I followed the signs that most people in my situation would use to profile a potential Yalie. Young: check. Suitcase stuffed to the brim: check. Dark blue backpack: perfect.
She exclaimed “yes,” and we exchanged typical getting-to-know-you-isms. What’s your name? What year are you? What college? What’s your major? What do you do on campus? This is the set of questions I call the initials.

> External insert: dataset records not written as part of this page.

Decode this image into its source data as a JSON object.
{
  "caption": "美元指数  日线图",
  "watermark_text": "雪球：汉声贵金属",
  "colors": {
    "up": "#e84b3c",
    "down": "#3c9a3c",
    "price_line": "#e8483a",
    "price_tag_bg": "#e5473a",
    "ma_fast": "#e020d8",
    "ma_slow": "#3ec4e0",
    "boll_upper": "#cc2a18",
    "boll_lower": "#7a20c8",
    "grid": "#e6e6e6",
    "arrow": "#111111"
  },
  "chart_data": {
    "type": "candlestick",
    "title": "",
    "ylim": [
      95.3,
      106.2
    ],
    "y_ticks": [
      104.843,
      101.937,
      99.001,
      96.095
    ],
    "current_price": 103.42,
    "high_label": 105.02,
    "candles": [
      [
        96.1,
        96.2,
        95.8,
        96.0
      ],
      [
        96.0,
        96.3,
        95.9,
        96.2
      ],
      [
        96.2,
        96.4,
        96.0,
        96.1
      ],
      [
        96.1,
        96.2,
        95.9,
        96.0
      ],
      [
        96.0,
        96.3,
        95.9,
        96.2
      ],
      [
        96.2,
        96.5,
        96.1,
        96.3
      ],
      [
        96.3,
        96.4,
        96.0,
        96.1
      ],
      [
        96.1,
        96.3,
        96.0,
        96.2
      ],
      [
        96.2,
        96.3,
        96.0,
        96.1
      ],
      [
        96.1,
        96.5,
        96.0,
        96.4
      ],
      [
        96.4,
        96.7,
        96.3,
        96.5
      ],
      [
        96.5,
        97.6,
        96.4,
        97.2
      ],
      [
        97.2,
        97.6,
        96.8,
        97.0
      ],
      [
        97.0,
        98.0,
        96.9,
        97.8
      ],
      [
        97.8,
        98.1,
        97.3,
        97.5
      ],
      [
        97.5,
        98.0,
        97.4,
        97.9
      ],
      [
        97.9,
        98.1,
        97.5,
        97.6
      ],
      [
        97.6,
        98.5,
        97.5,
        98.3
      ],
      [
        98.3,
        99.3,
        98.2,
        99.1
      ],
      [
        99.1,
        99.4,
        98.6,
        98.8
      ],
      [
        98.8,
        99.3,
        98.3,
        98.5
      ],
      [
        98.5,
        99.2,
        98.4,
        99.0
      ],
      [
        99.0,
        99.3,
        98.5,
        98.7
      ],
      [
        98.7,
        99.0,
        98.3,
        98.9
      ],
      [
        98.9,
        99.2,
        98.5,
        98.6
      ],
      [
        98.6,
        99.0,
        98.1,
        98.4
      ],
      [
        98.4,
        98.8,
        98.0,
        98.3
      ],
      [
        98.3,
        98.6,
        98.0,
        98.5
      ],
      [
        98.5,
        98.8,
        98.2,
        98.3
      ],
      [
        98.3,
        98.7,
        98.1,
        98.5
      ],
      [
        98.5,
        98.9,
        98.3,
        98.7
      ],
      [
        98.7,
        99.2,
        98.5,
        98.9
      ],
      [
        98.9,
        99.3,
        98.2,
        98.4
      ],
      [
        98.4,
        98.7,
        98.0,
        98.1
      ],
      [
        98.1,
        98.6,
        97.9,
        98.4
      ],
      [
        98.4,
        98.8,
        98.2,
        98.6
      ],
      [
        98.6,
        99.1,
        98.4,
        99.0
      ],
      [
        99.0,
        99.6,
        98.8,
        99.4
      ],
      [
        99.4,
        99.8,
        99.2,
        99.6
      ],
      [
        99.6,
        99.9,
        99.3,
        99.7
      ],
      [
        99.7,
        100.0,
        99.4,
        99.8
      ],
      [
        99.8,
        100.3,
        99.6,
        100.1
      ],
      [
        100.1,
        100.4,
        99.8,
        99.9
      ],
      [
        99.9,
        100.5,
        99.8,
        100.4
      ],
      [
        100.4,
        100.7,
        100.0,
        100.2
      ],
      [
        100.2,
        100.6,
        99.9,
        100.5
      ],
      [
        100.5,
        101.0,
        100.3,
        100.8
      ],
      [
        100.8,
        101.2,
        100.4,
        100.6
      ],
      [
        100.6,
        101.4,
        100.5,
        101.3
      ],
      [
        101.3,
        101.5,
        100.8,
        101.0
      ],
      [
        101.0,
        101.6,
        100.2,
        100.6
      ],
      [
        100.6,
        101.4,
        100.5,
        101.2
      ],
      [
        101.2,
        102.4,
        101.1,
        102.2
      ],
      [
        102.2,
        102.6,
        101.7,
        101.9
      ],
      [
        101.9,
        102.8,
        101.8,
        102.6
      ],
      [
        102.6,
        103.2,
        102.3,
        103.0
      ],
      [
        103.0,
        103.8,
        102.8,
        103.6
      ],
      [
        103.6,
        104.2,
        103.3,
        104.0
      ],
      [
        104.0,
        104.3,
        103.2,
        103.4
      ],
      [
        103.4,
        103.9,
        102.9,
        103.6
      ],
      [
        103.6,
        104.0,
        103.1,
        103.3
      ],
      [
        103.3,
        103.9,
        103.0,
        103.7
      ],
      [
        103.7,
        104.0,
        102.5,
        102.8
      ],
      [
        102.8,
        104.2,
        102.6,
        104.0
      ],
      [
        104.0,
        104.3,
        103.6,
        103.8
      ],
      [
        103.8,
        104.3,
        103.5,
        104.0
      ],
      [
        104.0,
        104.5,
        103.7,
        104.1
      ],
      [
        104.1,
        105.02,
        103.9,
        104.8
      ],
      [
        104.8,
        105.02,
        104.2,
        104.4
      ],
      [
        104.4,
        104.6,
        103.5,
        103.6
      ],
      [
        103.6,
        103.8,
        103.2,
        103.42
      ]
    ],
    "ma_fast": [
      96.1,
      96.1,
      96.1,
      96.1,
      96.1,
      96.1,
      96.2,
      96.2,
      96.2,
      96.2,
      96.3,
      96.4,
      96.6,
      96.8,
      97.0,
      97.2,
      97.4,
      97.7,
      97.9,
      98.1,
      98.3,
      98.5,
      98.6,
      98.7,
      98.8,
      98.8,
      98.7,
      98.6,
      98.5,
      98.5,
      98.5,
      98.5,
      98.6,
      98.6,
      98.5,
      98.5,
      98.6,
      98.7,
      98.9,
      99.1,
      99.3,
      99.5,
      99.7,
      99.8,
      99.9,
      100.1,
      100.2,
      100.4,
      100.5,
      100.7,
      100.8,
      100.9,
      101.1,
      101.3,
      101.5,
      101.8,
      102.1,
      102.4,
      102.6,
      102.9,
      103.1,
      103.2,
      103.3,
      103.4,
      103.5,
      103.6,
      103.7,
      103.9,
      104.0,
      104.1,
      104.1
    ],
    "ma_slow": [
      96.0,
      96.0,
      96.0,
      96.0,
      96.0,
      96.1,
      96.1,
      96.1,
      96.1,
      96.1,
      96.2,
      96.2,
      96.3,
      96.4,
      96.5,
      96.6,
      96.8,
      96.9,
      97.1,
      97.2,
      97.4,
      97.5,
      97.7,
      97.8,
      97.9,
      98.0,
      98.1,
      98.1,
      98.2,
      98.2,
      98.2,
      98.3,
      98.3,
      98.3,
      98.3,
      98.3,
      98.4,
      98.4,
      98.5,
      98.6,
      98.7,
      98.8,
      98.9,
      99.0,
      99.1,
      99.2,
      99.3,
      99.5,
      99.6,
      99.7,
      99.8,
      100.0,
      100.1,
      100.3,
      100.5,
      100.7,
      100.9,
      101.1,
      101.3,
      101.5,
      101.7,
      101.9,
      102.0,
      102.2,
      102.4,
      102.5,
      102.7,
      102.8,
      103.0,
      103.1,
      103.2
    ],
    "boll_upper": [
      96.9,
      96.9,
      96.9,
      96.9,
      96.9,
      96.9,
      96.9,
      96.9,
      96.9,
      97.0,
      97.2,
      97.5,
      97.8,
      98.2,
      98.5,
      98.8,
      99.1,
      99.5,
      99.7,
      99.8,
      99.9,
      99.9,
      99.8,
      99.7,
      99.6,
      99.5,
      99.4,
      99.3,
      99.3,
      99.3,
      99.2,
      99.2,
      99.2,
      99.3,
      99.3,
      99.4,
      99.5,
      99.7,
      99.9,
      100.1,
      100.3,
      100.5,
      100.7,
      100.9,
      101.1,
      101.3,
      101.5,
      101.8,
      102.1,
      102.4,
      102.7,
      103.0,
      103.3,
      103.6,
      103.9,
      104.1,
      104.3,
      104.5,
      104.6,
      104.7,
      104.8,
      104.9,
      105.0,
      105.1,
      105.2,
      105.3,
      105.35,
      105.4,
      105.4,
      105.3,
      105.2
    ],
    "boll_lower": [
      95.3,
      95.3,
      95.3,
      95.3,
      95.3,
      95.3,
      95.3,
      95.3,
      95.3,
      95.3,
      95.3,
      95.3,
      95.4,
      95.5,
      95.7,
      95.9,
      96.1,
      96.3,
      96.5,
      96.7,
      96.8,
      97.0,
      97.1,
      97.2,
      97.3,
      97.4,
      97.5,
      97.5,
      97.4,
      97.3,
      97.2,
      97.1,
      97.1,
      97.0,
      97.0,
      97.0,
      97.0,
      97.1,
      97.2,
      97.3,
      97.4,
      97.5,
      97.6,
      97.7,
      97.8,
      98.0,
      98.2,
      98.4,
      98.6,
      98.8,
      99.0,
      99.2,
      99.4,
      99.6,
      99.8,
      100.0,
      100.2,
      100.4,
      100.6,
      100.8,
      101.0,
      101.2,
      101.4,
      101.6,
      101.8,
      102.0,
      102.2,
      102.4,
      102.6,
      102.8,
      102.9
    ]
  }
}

That is usually how far our initial conversations go when we see each other on or off campus. Those conversations detour to awkward silence — or an extended questionnaire based on things we happen to notice at the time, such as the weather — and end with the infamous “let’s grab a meal sometime.” That line is often reserved for people we don’t know very well but see every once in a while in some random place. It’s virtually inescapable. Or is it?
My conversation at the airport went beyond the two typical paths onto an unpaved one. Beyond the initials, I noticed something different, an authentic sharing of lives that grew to include another Yalie waiting for the finest transportation available and continued on the ride back to Yale.
We all shared the experience of going far away from campus — whether to go home or to visit family — to get away from the excitement of Yale. I noticed a sort of cynicism from the youngest one of our small group. She felt life passing her by. I laughingly replied that she’s too young to be cynical. When our peers are seemingly doing everything and we are left standing still, it is very easy to lose track of our own qualities — whether we approach everyday situations with caustic humor or score goals on the soccer field or use that complicated scientific procedure that nobody else ever understood.
We traveled through curiosities such as why groups of senior citizens only talk about politics and medical conditions, who is performing for Spring Fling and how the Yale administration will try to enforce the ban on fraternity rush for first semester freshmen.
We joked about absurdities: what our driver was doing coasting through three lanes on I-95 and why Orgo is a gut. (Consensus was it isn’t. Pre-med students can calm down.)
As we got to the familiar Phelps Gate, I remembered a common phenomenon. We would all part ways and rarely or never see each other again, reverting back to the initials that so often replace genuine human interaction. Although parting ways is a natural part of everyday life, I cannot help but think about the uncertain terms we leave people on — not just with new acquaintances but even with our closest friends.
It is no fault of our own, of course. With so much on our minds, we often lose track of people. There are classes, what our friends posted on Facebook, our summer internship plans, that funny viral video of the talented animal, our potential perfect lives after college and chicken tender day in the dining hall.
We make excuses — lots of them — in our minds. That person may not run in our immediate social circles and thus might not be into that new show everybody’s watching or frequent the same weekend destinations. Or we might not remember a new person’s name.
Paralyzed by the choice between building a bridge and burning it, we look for a middle ground and declare something neutral: “Let’s grab a meal.” We want to have our cake and eat it too.
It is outlandish to insinuate that CT Limo provides instant networks of friends, but it can teach us something. Taking people out of their constructed safety zones can spark authentic conversation that might continue beyond the initials — or not, if we don’t want it to. Continuing those relationships is a decision, and further decisions determine where the road will lead.
We tend to leave our interactions with people in friendship purgatory. But we should make the judgment about whether to follow through. We shouldn’t remain stuck at a fork in the road.
And that is what I learned on a CT Limo.